Re: [PATCH v5 bpf-next 01/10] lib/buildid: harden build ID parsing logic

linux-mm.kvack.org archive mirror
 help / color / mirror / Atom feed

From: Jann Horn <jannh@google.com>
To: Andrii Nakryiko <andrii.nakryiko@gmail.com>
Cc: Andrii Nakryiko <andrii@kernel.org>,
	bpf@vger.kernel.org, linux-mm@kvack.org,
	 akpm@linux-foundation.org, adobriyan@gmail.com,
	shakeel.butt@linux.dev,  hannes@cmpxchg.org, ak@linux.intel.com,
	osandov@osandov.com, song@kernel.org,
	 linux-fsdevel@vger.kernel.org, willy@infradead.org,
	stable@vger.kernel.org
Subject: Re: [PATCH v5 bpf-next 01/10] lib/buildid: harden build ID parsing logic
Date: Wed, 14 Aug 2024 18:13:59 +0200	[thread overview]
Message-ID: <CAG48ez0QdmjJua8V4RPhs2WmuGGhD++H-e2vacfP1=2jVgCy+w@mail.gmail.com> (raw)
In-Reply-To: <CAEf4BzZa9Rkm=MAOOF58K444NAfiRry2Y1DDgPYaB48x6yEdbw@mail.gmail.com>

On Wed, Aug 14, 2024 at 1:21 AM Andrii Nakryiko
<andrii.nakryiko@gmail.com> wrote:
> On Tue, Aug 13, 2024 at 1:59 PM Jann Horn <jannh@google.com> wrote:
> >
> > On Tue, Aug 13, 2024 at 2:29 AM Andrii Nakryiko <andrii@kernel.org> wrote:
> > > Harden build ID parsing logic, adding explicit READ_ONCE() where it's
> > > important to have a consistent value read and validated just once.
> > >
> > > Also, as pointed out by Andi Kleen, we need to make sure that entire ELF
> > > note is within a page bounds, so move the overflow check up and add an
> > > extra note_size boundaries validation.
> > >
> > > Fixes tag below points to the code that moved this code into
> > > lib/buildid.c, and then subsequently was used in perf subsystem, making
> > > this code exposed to perf_event_open() users in v5.12+.
> >
> > Sorry, I missed some things in previous review rounds:
> >
> > [...]
> > > @@ -18,31 +18,37 @@ static int parse_build_id_buf(unsigned char *build_id,
> > [...]
> > >                 if (nhdr->n_type == BUILD_ID &&
> > > -                   nhdr->n_namesz == sizeof("GNU") &&
> > > -                   !strcmp((char *)(nhdr + 1), "GNU") &&
> > > -                   nhdr->n_descsz > 0 &&
> > > -                   nhdr->n_descsz <= BUILD_ID_SIZE_MAX) {
> > > -                       memcpy(build_id,
> > > -                              note_start + note_offs +
> > > -                              ALIGN(sizeof("GNU"), 4) + sizeof(Elf32_Nhdr),
> > > -                              nhdr->n_descsz);
> > > -                       memset(build_id + nhdr->n_descsz, 0,
> > > -                              BUILD_ID_SIZE_MAX - nhdr->n_descsz);
> > > +                   name_sz == note_name_sz &&
> > > +                   strcmp((char *)(nhdr + 1), note_name) == 0 &&
> >
> > Please change this to something like "memcmp((char *)(nhdr + 1),
> > note_name, note_name_sz) == 0" to ensure that we can't run off the end
> > of the page if there are no null bytes in the rest of the page.
>
> I did switch this to strncmp() at some earlier point, but then
> realized that there is no point because note_name is controlled by us
> and will ensure there is a zero at byte (note_name_sz - 1). So I don't
> think memcmp() buys us anything.

There are two reasons why using strcmp() here makes me uneasy.

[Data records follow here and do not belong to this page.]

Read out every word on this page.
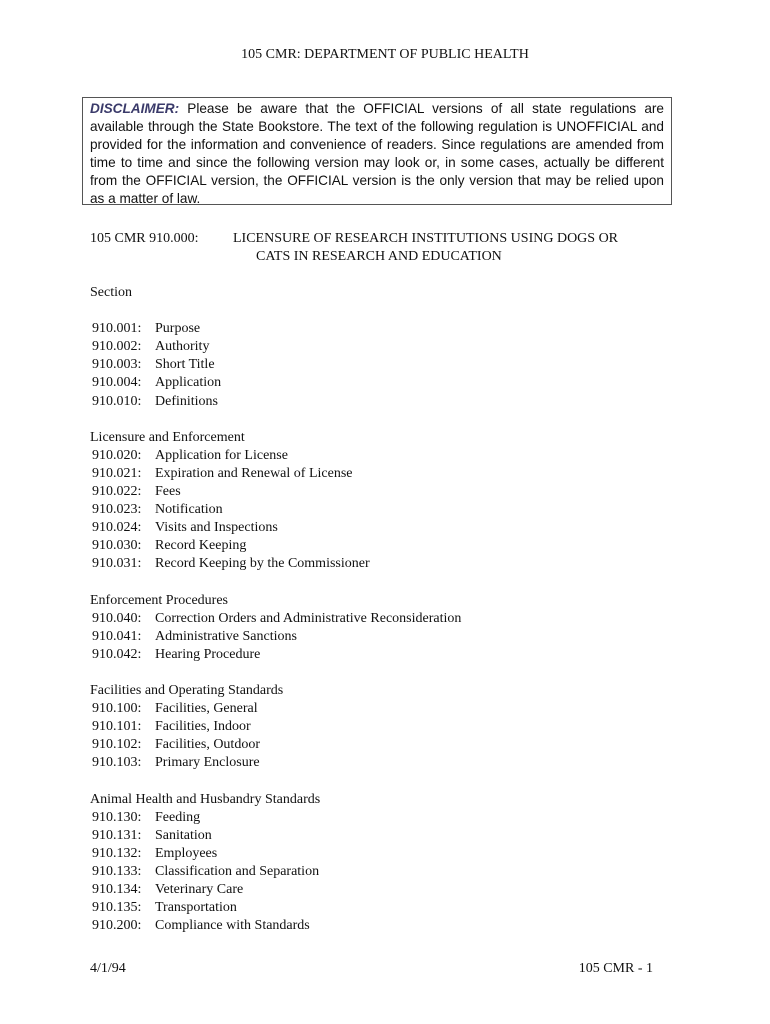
105 CMR: DEPARTMENT OF PUBLIC HEALTH
DISCLAIMER: Please be aware that the OFFICIAL versions of all state regulations are available through the State Bookstore. The text of the following regulation is UNOFFICIAL and provided for the information and convenience of readers. Since regulations are amended from time to time and since the following version may look or, in some cases, actually be different from the OFFICIAL version, the OFFICIAL version is the only version that may be relied upon as a matter of law.
105 CMR 910.000: LICENSURE OF RESEARCH INSTITUTIONS USING DOGS OR
CATS IN RESEARCH AND EDUCATION
Section
910.001: Purpose
910.002: Authority
910.003: Short Title
910.004: Application
910.010: Definitions
Licensure and Enforcement
910.020: Application for License
910.021: Expiration and Renewal of License
910.022: Fees
910.023: Notification
910.024: Visits and Inspections
910.030: Record Keeping
910.031: Record Keeping by the Commissioner
Enforcement Procedures
910.040: Correction Orders and Administrative Reconsideration
910.041: Administrative Sanctions
910.042: Hearing Procedure
Facilities and Operating Standards
910.100: Facilities, General
910.101: Facilities, Indoor
910.102: Facilities, Outdoor
910.103: Primary Enclosure
Animal Health and Husbandry Standards
910.130: Feeding
910.131: Sanitation
910.132: Employees
910.133: Classification and Separation
910.134: Veterinary Care
910.135: Transportation
910.200: Compliance with Standards
4/1/94	105 CMR - 1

First: We're still operating on shared memory that can concurrently change.

Let's say strcmp is implemented like this, this is the generic C
implementation in the kernel (which I think is the implementation
that's used for x86-64):

int strcmp(const char *cs, const char *ct)
{
        unsigned char c1, c2;

        while (1) {
                c1 = *cs++;
                c2 = *ct++;
                if (c1 != c2)
                        return c1 < c2 ? -1 : 1;
                if (!c1)
                        break;
        }
        return 0;
}

No READ_ONCE() or anything like that - it's not designed for being
used on concurrently changing memory.

And let's say you call it like strcmp(<shared memory>, "GNU"), and
we're now in the fourth iteration. If the compiler decides to re-fetch
the value of "c1" from memory for each of the two conditions, then it
could be that the "if (c1 != c2)" sees c1='\0' and c2='\0', so the
condition evaluates as false; but then at the "if (!c1)", the value in
memory changed, and we see c1='A'. So now in the next round, we'll be
accessing out-of-bounds memory behind the 4-byte string constant
"GNU".

So I don't think strcmp() on memory that can concurrently change is allowed.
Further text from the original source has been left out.